Pregnancy can be one of the most exciting times in your life. But if you have diabetes, it can also be an overwhelming one. Luckily, understanding how diabetes can impact pregnancy and what you can do to limit risks can help you stay healthy and calm during these important months.
What Are the Risks?
A woman who has diabetes and becomes pregnant is at an increased risk for:
- Very low blood sugar levels
- Ketoacidosis from high blood sugar levels, mainly in people with type 1 diabetes.
Both can be life-threatening if left untreated.
A baby born to a woman with diabetes is at an increased risk for:
- Birth defects
- Large size
- Birth injury
- Low blood sugar right after delivery
- Breathing problems
It’s true that diabetes can have serious impacts on a pregnancy. Working with your healthcare team before and during pregnancy can help both mom and baby stay well.
If you have diabetes and are thinking about becoming pregnant, you’ll want to make an appointment to see your healthcare provider. This visit will likely focus on diabetes education and steps you can take to start your pregnancy on the right foot.
Getting close to your blood sugar targets prevents health risks for both mom and baby. The American Diabetes Association suggests aiming for blood sugar levels as close to normal as possible. These targets are:
- Before a meal: 60-99 mg/dL
- After a meal: 100-129 mg/dL
It’s also important to aim for an A1c of <6.5% before becoming pregnant. This A1c target is linked with the lowest risk of complications.
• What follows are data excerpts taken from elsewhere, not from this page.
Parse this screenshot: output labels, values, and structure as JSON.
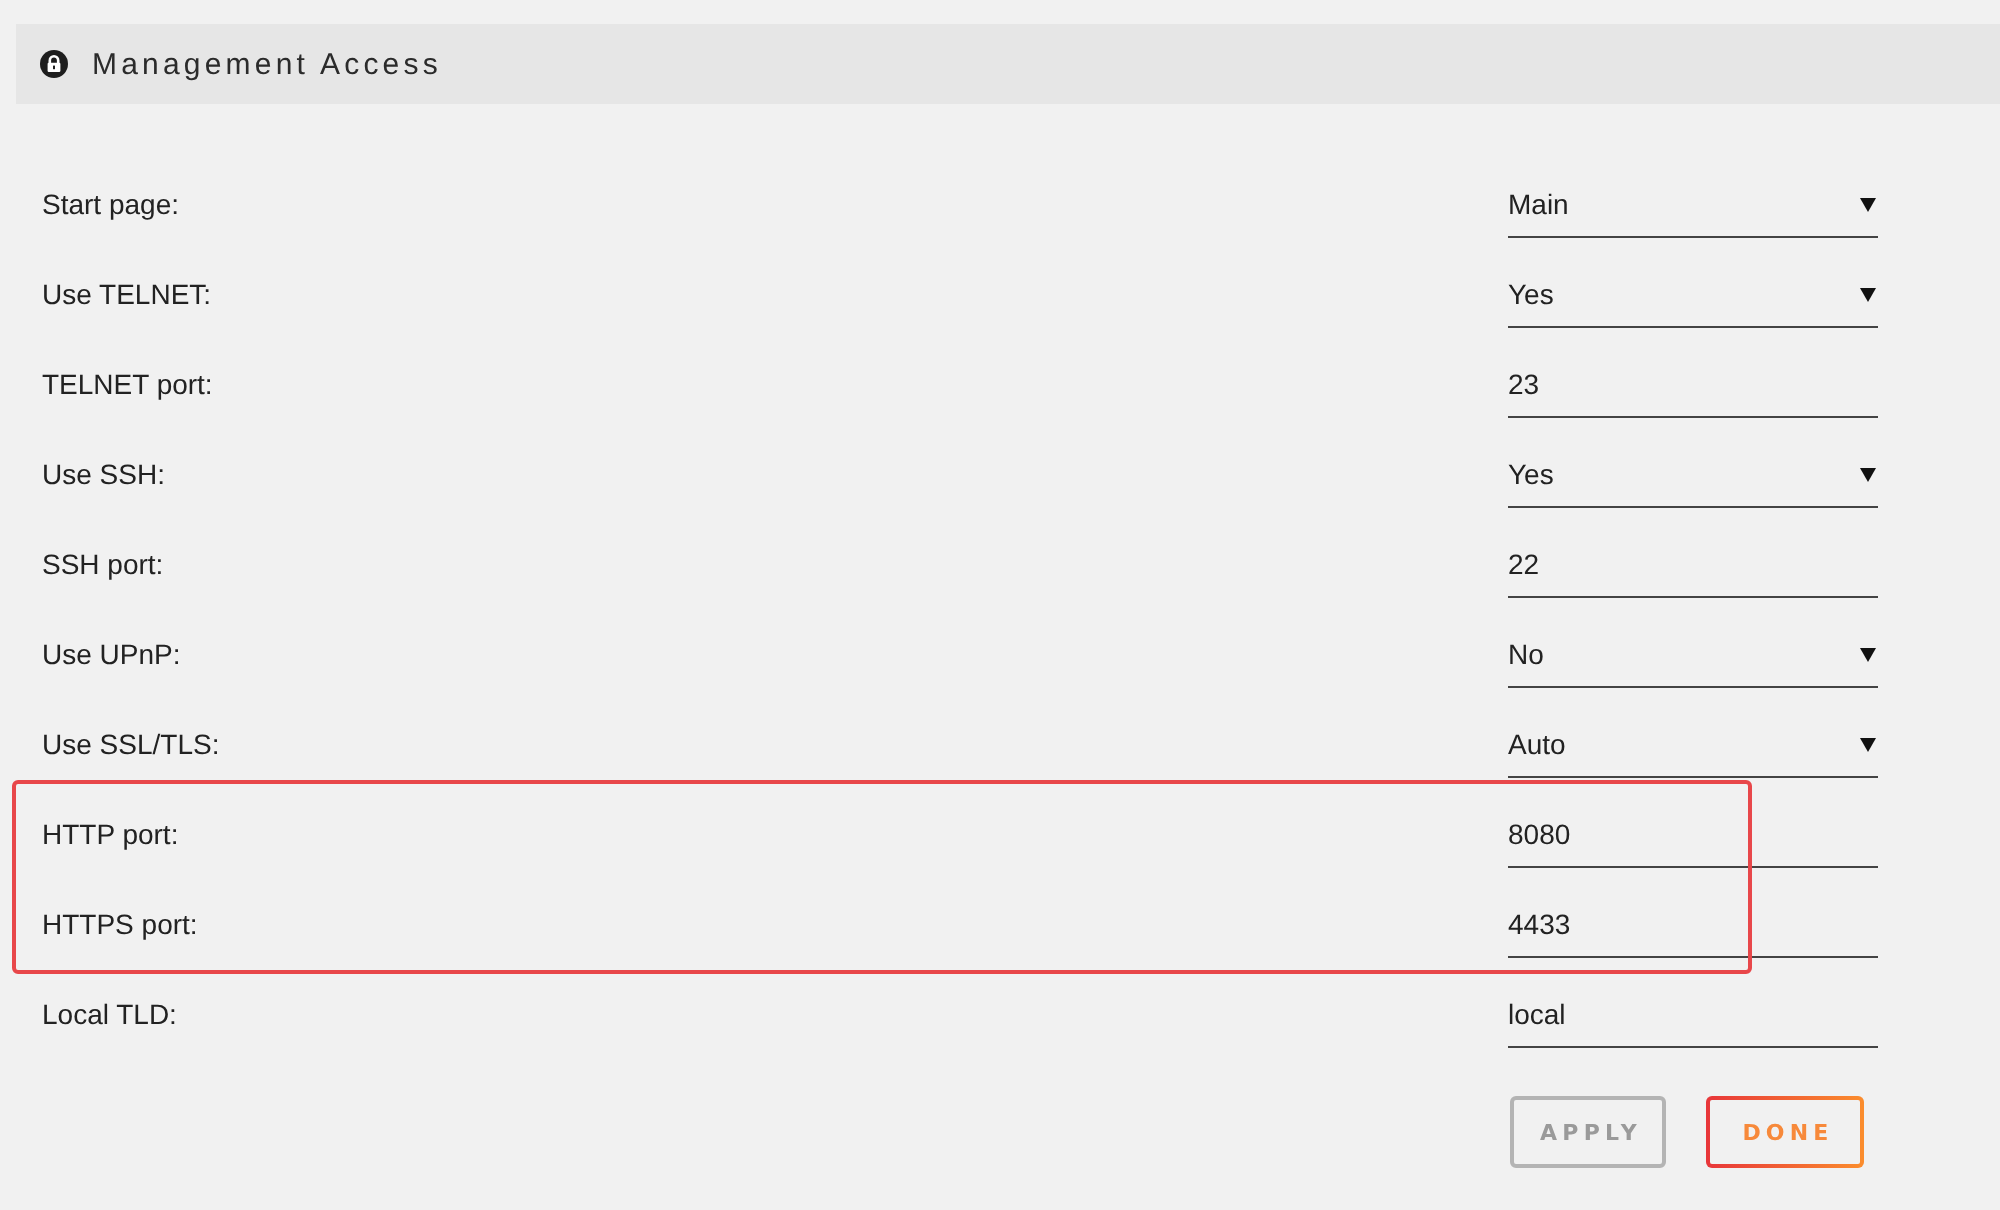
{
  "section": {
    "title": "Management Access"
  },
  "settings": [
    {
      "label": "Start page:",
      "kind": "select",
      "value": "Main",
      "highlighted": false
    },
    {
      "label": "Use TELNET:",
      "kind": "select",
      "value": "Yes",
      "highlighted": false
    },
    {
      "label": "TELNET port:",
      "kind": "text",
      "value": "23",
      "highlighted": false
    },
    {
      "label": "Use SSH:",
      "kind": "select",
      "value": "Yes",
      "highlighted": false
    },
    {
      "label": "SSH port:",
      "kind": "text",
      "value": "22",
      "highlighted": false
    },
    {
      "label": "Use UPnP:",
      "kind": "select",
      "value": "No",
      "highlighted": false
    },
    {
      "label": "Use SSL/TLS:",
      "kind": "select",
      "value": "Auto",
      "highlighted": false
    },
    {
      "label": "HTTP port:",
      "kind": "text",
      "value": "8080",
      "highlighted": true
    },
    {
      "label": "HTTPS port:",
      "kind": "text",
      "value": "4433",
      "highlighted": true
    },
    {
      "label": "Local TLD:",
      "kind": "text",
      "value": "local",
      "highlighted": false
    }
  ],
  "buttons": [
    {
      "label": "APPLY",
      "disabled": true
    },
    {
      "label": "DONE",
      "disabled": false
    }
  ]
}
Before becoming pregnant, you’ll also want to start taking a prenatal vitamin with at least 400 mg of folic acid and 150 micrograms of potassium iodide. It would also be helpful to speak with your primary care physician prior to pregnancy to discuss any needed adjustments in your diabetes medications.
Pregnancy can change how a woman’s body uses blood sugar. An organ called the placenta gives the growing baby nutrients and oxygen. It also makes important hormones. Later in pregnancy, these hormones can block insulin. This means that sugar is blocked from going into the body’s cells. This causes blood sugar levels to rise. Pregnancy can also make low blood sugar levels hard to detect.
Here are steps you can take to stay on track:
- Check your blood sugar. This is a key part of taking good care of yourself and your baby before, during, and after pregnancy. This can mean up to eight checks daily.
- Log details around checks. Keep track of your food, the time of day, exercise, mood, and symptoms related to blood sugar.
- Talk with your provider. Blood sugar goals vary based on your needs. Ask your healthcare team about your specific goals.
- Eat well and exercise. Your needs will be different than pre-pregnancy. A Livongo coach can help you develop a nutrition plan to help you balance carbohydrates, protein, and fat.
The American Diabetes Association recommends the following blood sugar targets during pregnancy:
- Fasting blood sugar: <95 mg/dL
- 1 hour post-meal: <140 mg/dL
- 2 hours post-meal: <120 mg/dL
- A1c: <6%
Your individual goals may vary. Talk with your doctor about what’s right for you throughout your pregnancy.
Your doctor will monitor your pregnancy closely to help you stay healthy. Prenatal tests may be more frequent for someone with diabetes and can include: fetal movement counting, ultrasound, non-stress testing, biophysical profile, Doppler flow studies, and amniocentesis.
While it can feel like a lot to manage diabetes while you’re pregnant, remember that staying on top of your health will have countless benefits. From your doctor to your Livongo coach, your healthcare team can help you navigate this exciting time. Ask questions, be informed, and take comfort in knowing that each step you take now brings you closer to having a healthy baby.